Configuration
The data directory, environment variables, and global flags, with their defaults.
ccrawl needs almost no configuration. There is no config file; every option is a flag or an environment variable, and the defaults are chosen so the common case needs neither.
The data directory
ccrawl keeps all of its state under one tree, ~/data/ccrawl by default: the
on-disk cache, downloaded archives, converted Parquet, and the local DuckDB
file. See the resolved paths any time:
ccrawl config show
data_dir ~/data/ccrawl
cache_dir ~/data/ccrawl/cache
raw_dir ~/data/ccrawl/raw
parquet_dir ~/data/ccrawl/parquet
db_path ~/data/ccrawl/ccrawl.duckdb
Point the whole tree somewhere else with CCRAWL_DATA_DIR, or per-command with
--data-dir.
The dataset library
The --library flag (see bulk and archives) reads and
writes a curated corpus of archive files in a tree of its own, separate from the
data dir so scratch state and the files you keep never mix. It defaults to
~/notes/ccrawl and reports as library_dir in ccrawl config show:
library_dir ~/notes/ccrawl
Move it with CCRAWL_LIBRARY or per-command with --library-dir.

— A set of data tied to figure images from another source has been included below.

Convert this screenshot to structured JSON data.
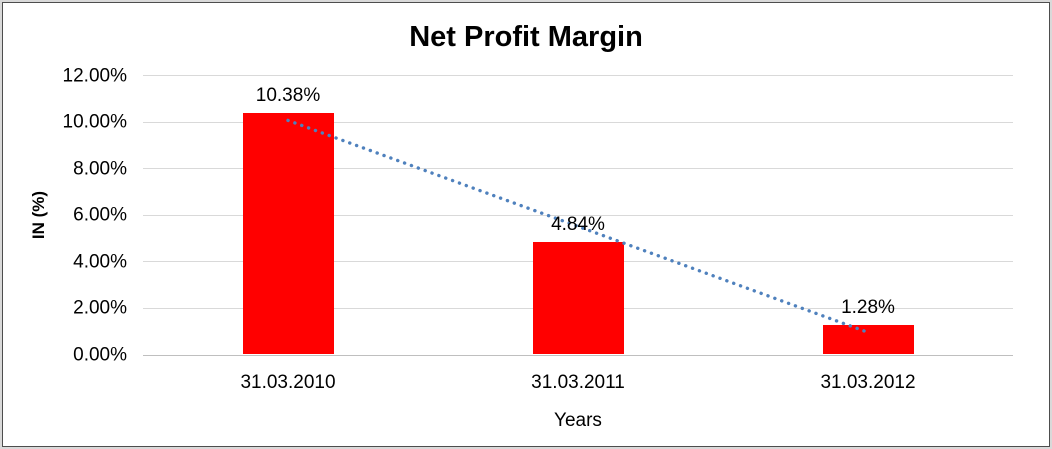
{
  "frame": {
    "outer_background": "#d9d9d9",
    "border_color": "#4d4d4d",
    "chart_background": "#ffffff"
  },
  "chart_data": {
    "type": "bar",
    "title": "Net Profit Margin",
    "xlabel": "Years",
    "ylabel": "IN (%)",
    "categories": [
      "31.03.2010",
      "31.03.2011",
      "31.03.2012"
    ],
    "series": [
      {
        "name": "Net Profit Margin",
        "values": [
          10.38,
          4.84,
          1.28
        ],
        "color": "#ff0000"
      }
    ],
    "data_labels": [
      "10.38%",
      "4.84%",
      "1.28%"
    ],
    "ylim": [
      0,
      12
    ],
    "ytick_step": 2,
    "yticks": [
      "12.00%",
      "10.00%",
      "8.00%",
      "6.00%",
      "4.00%",
      "2.00%",
      "0.00%"
    ],
    "grid": true,
    "gridline_color": "#d9d9d9",
    "axisline_color": "#bfbfbf",
    "legend": "none",
    "trendline": {
      "type": "linear",
      "style": "dotted",
      "color": "#4f81bd"
    }
  }
}
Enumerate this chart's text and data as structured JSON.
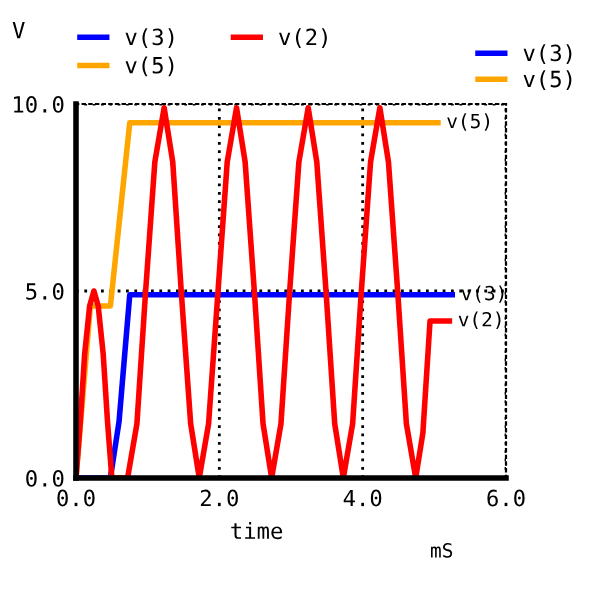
{
  "chart_data": {
    "type": "line",
    "ylabel": "V",
    "xlabel": "time",
    "annotations": [
      "mS",
      "v(3)",
      "v(5)",
      "v(2)"
    ],
    "series": [
      {
        "name": "v(3)",
        "color": "#0000ff",
        "x": [
          0,
          0.48,
          0.6,
          0.75,
          5.25
        ],
        "values": [
          0,
          0,
          1.5,
          4.9,
          4.9
        ]
      },
      {
        "name": "v(5)",
        "color": "#ffa500",
        "x": [
          0,
          0.2,
          0.48,
          0.75,
          5.05
        ],
        "values": [
          0,
          4.6,
          4.6,
          9.5,
          9.5
        ]
      },
      {
        "name": "v(2)",
        "color": "#ff0000",
        "x": [
          0,
          0.06,
          0.12,
          0.19,
          0.25,
          0.31,
          0.38,
          0.44,
          0.5,
          0.72,
          0.85,
          0.97,
          1.1,
          1.23,
          1.35,
          1.47,
          1.6,
          1.72,
          1.85,
          1.98,
          2.11,
          2.24,
          2.36,
          2.49,
          2.61,
          2.73,
          2.86,
          2.98,
          3.11,
          3.24,
          3.36,
          3.49,
          3.61,
          3.73,
          3.86,
          3.98,
          4.11,
          4.24,
          4.36,
          4.49,
          4.61,
          4.74,
          4.84,
          4.94,
          5.21
        ],
        "values": [
          0,
          1.5,
          3.3,
          4.6,
          5.0,
          4.6,
          3.3,
          1.5,
          0,
          0,
          1.45,
          4.95,
          8.45,
          9.9,
          8.45,
          4.95,
          1.45,
          0,
          1.45,
          4.95,
          8.45,
          9.9,
          8.45,
          4.95,
          1.45,
          0,
          1.45,
          4.95,
          8.45,
          9.9,
          8.45,
          4.95,
          1.45,
          0,
          1.45,
          4.95,
          8.45,
          9.9,
          8.45,
          4.95,
          1.45,
          0,
          1.2,
          4.2,
          4.2
        ]
      }
    ],
    "xlim": [
      0,
      6
    ],
    "xticks": [
      {
        "value": 0,
        "label": "0.0"
      },
      {
        "value": 2,
        "label": "2.0"
      },
      {
        "value": 4,
        "label": "4.0"
      },
      {
        "value": 6,
        "label": "6.0"
      }
    ],
    "ylim": [
      0,
      10
    ],
    "yticks": [
      {
        "value": 0,
        "label": "0.0"
      },
      {
        "value": 5,
        "label": "5.0"
      },
      {
        "value": 10,
        "label": "10.0"
      }
    ],
    "grid": true,
    "legend": "top",
    "line_style": "solid"
  }
}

Inside it,
raw archives live under <crawl>/<kind>/ and processed output under
<crawl>/<format>/<kind>/.
Environment variables
| Variable | Used for |
|---|---|
CCRAWL_DATA_DIR |
Root data directory (overrides the default ~/data/ccrawl) |
CCRAWL_LIBRARY |
Dataset library root (overrides the default ~/notes/ccrawl) |
CCRAWL_CACHE_DIR |
Cache directory (overrides the default under the data dir) |
Global flags
| Flag | Default | Meaning |
|---|---|---|
-c, --crawl |
latest |
Crawl ID, a year, or latest/all |
-o, --output |
auto | table, json, jsonl, csv, tsv, url, raw |
-n, --limit |
0 |
Maximum results; 0 is unlimited |
-j, --workers |
per command | Concurrency for downloads and scans |
--source |
https |
Bulk data source: https or s3 |
--rate |
200ms |
Minimum delay between requests, to stay polite |
--retries |
5 |
Retry attempts on 429 and 5xx |
--timeout |
2m |
Per-request timeout |
--no-cache |
off | Bypass the on-disk cache for this run |
--data-dir |
~/data/ccrawl |
Root data directory |
--library |
off | Read and write under the dataset library |
--library-dir |
~/notes/ccrawl |
Dataset library root |
--fields |
all | Comma-separated columns to show |
--template |
none | Go text/template applied per row |
--no-header |
off | Omit the header row in table/csv output |
--color |
auto | auto, always, or never |
-q, --quiet |
off | Suppress progress output |
-v, --verbose |
off | Increase verbosity (repeatable) |
--dry-run |
off | Print actions without performing them |
Output auto-detection
The default output format adapts to where it is going: an aligned table when
the output is a terminal, JSONL when it is piped. That keeps interactive use
readable and scripted use parseable without you setting -o either time. See
output formats for the full set.
Caching and politeness
ccrawl caches small index responses and manifests on disk so repeated commands
do not re-fetch them. --rate keeps a minimum gap between requests so a busy
session stays a good citizen against the public data. cache info, cache dir, and cache clear manage the cache.